Cambridge University Press
The aftermath of the Great War brought the most troubled peacetime the world had ever seen. Survivors of the war were not only the soldiers who fought, the wounded in mind and body. They were also the stateless, the children who suffered war’s consequences, and later the victims of the great Russian famine of 1921 to 1923. Before the phrases ‘universal human rights’ and ‘non-governmental organization’ even existed, five remarkable men and women - René Cassin and Albert Thomas from France, Fridtjof Nansen from Norway, Herbert Hoover from the US and Eglantyne Jebb from Britain - understood that a new type of transnational organization was needed to face problems that respected no national boundaries or rivalries. Bruno Cabanes, a pioneer in the study of the aftermath of war, shows, through his vivid and revelatory history of individuals, organizations, and nations in crisis, how and when the right to human dignity first became inalienable.
"We are accustomed to thinking about international law as the creature of realist geopolitics. Cabanes shows how international and transnational humanitarian activism helped build international law 'from below', in response to basic human needs. His book constitutes an important investigation of the long-run impact of the idealism rising out of the ashes of the Great War."
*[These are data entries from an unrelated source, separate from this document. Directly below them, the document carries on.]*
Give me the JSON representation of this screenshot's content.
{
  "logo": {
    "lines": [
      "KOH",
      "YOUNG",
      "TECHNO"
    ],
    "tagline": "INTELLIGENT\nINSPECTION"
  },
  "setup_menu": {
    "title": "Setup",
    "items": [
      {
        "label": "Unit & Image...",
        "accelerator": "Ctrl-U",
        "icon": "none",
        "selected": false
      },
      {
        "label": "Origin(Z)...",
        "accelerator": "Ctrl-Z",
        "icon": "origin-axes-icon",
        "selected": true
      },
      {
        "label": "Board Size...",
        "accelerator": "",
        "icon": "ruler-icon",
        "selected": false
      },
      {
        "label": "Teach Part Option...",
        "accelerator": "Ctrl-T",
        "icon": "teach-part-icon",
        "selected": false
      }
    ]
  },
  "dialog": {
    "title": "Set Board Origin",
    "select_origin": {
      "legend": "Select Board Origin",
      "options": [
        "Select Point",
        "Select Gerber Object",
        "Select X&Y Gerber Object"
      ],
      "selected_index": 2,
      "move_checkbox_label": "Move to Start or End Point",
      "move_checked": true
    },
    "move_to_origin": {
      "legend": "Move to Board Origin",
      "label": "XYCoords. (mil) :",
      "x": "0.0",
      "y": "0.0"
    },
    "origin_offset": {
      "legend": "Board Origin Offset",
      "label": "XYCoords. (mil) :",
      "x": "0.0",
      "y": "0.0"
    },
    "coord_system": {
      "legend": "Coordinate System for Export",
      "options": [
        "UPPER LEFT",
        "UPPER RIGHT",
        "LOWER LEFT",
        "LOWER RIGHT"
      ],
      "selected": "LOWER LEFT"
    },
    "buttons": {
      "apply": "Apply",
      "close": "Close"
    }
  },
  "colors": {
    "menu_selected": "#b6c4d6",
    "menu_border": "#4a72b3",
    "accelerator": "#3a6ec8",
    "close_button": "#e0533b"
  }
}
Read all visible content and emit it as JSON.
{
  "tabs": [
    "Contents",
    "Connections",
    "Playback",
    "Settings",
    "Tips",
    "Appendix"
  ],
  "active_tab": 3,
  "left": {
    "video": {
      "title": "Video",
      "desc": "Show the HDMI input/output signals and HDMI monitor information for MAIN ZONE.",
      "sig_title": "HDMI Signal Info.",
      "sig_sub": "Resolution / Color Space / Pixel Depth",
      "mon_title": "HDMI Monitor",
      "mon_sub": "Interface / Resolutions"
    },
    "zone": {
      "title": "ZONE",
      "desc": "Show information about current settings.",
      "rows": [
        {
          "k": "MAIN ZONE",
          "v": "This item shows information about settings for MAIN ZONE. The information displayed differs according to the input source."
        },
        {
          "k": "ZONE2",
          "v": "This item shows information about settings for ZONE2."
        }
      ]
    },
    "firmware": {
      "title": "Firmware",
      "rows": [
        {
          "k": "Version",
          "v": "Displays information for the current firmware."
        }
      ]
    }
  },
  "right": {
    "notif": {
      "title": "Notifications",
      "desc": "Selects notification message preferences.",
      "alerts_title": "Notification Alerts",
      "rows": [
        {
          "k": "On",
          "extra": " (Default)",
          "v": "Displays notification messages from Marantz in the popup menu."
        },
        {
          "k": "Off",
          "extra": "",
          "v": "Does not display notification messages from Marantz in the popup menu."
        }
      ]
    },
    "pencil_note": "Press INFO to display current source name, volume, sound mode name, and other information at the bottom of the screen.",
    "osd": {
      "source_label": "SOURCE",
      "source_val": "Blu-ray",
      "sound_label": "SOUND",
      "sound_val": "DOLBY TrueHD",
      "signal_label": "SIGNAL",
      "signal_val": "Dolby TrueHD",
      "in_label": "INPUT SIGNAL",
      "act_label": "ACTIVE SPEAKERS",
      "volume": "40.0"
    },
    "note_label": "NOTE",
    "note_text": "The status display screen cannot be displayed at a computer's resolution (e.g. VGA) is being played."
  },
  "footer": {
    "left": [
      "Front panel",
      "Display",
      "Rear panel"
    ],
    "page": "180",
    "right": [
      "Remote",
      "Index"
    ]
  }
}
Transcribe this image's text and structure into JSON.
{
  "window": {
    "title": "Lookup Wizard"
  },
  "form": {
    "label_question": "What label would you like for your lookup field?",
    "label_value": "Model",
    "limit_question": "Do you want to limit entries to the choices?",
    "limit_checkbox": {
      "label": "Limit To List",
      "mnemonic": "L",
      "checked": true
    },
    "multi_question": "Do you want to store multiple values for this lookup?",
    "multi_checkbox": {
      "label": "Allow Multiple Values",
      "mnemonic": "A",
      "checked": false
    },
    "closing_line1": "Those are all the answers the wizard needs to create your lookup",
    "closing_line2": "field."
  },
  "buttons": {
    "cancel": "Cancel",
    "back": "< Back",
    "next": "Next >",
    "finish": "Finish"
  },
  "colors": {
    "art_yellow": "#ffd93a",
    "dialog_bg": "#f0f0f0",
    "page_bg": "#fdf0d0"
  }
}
Leonard V. Smith, Oberlin College, Ohio
"Bruno Cabanes is well known in France as the inventor of a methodology for the study of the aftermath of war … The Great War and the Origins of Humanitarianism, 1918–1924 is a brilliant demonstration of the power of his method. It offers a terrifying panorama of the suffering of children, refugees, the starving and the homeless, from England to the Ukraine, whose fate was sealed paradoxically in 1919, by peacetime. But despair is only the beginning of the story. Cabanes focuses on five extraordinary men and women who were moved by these tragedies to fight for the right to human dignity, creating international organizations that are the true ancestors of today's NGOs … Readers of this compelling transnational history will come away with a whole new understanding of the ravages of the First World War, and with a very new picture of the 1920s."
Alice Kaplan, Yale University, Connecticut
"Between exceptional individuals and collective catastrophe, Bruno Cabanes teaches us with masterful authority how a new humanitarian front was born from total war."
Annette Becker, Paris West University Nanterre and Institut Universitaire de France
"Cabanes persuasively argues that the First World War was a key moment in the history of humanitarianism. By focusing his story on five extraordinary individuals, he has produced a history which is both comprehensive and highly readable. Stunning in its geographical and thematic breadth, The Great War and the Origins of Humanitarianism, 1918–1924 is nevertheless never pretentious or showy. The emphasis here is firmly - and movingly - on the power of human dignity. An unflagging desire for human justice is at the core of this story, but also, failure, conflict and exhaustion. This inventive, richly textured book will change the way we think about the history of human rights."